PC shipments rise for all major vendors except Dell

Jul 19, 2007 06:31 GMT  ·  By

Most major PC vendors reported an increase in PC shipments all across the world, except Dell that loses market shares, as it shipped 4.9 percent fewer PCs during these last months as it did in the same years period in 2006. Well, Dell is known for its unexciting boxes, some lines of Linux PCs and a supply chain shot to ribbons, so this doesn't come exactly as a big surprise.

In the meantime, Dell struggles to do an "on the fly" rebuild of the company that included deep job cuts, changes of several key executives and a new strategy of selling computer systems online and through retail channels. In contrast with Dell, another PC vendor, HP consolidated its market position as the world's largest system integrator and vendor.
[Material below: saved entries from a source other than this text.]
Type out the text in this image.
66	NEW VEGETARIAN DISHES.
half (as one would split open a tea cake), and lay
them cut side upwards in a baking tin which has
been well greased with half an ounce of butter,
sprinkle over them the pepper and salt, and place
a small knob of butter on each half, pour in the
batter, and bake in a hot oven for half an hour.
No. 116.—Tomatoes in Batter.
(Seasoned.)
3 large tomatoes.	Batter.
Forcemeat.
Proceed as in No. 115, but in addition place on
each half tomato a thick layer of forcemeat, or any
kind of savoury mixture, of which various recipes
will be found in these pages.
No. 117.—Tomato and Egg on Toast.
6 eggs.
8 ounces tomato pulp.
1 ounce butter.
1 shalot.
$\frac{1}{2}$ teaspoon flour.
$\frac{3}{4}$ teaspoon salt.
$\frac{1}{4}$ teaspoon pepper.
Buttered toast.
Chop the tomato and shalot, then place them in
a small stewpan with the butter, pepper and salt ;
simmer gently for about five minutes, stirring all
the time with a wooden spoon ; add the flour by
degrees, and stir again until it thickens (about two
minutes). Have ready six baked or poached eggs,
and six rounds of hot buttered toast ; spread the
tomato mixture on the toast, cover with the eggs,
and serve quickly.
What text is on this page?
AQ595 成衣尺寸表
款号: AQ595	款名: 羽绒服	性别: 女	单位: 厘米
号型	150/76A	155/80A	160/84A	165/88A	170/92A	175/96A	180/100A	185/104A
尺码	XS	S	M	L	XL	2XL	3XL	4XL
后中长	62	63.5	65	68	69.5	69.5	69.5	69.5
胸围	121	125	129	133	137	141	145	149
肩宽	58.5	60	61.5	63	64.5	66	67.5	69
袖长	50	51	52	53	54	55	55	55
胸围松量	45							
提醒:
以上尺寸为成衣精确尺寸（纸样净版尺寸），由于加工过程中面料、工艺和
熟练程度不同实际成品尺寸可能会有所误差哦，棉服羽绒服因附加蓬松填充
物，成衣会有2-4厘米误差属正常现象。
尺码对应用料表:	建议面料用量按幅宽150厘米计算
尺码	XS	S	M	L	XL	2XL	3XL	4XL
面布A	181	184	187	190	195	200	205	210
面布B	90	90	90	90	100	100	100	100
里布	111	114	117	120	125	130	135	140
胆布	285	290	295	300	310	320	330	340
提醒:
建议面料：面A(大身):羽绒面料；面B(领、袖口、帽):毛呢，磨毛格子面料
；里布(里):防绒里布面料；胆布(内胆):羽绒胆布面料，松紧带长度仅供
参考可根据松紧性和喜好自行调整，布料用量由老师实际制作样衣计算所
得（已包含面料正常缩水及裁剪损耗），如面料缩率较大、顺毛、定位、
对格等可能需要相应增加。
A report released by Gartner and cited by the news site InfoWorld, showed similar results with Dell sliding 5.5 percent compared to HP's growth of 36.6 percent. Gartner reported that global PC shipments rose 11.7 percent to 61.1 million units.

As Dell is just beginning its struggle to retake the top position on the PC market, HP, thanks to its new approach to concentrate sales in a new region if one region is being supra saturated, is seeing very good results indeed. "They are not putting all their eggs in a single basket," he said. "That is the result for a company that has adopted a multifaceted approach. PC shipments were slightly better than expected in the U.S., but they have done even better outside the U.S. in emerging markets and western Europe. So they can manage multiple regions."

Of all important PC integrators and vendors, Acer is the one that may climb a little higher to the top, as that company improved its PC shipment volume by 55.4 percent, pulling very close to Lenovo. In the U.S., Acer is not even in the Top 5 of major PC vendors, but that situation may soon change if the company continues its present trend.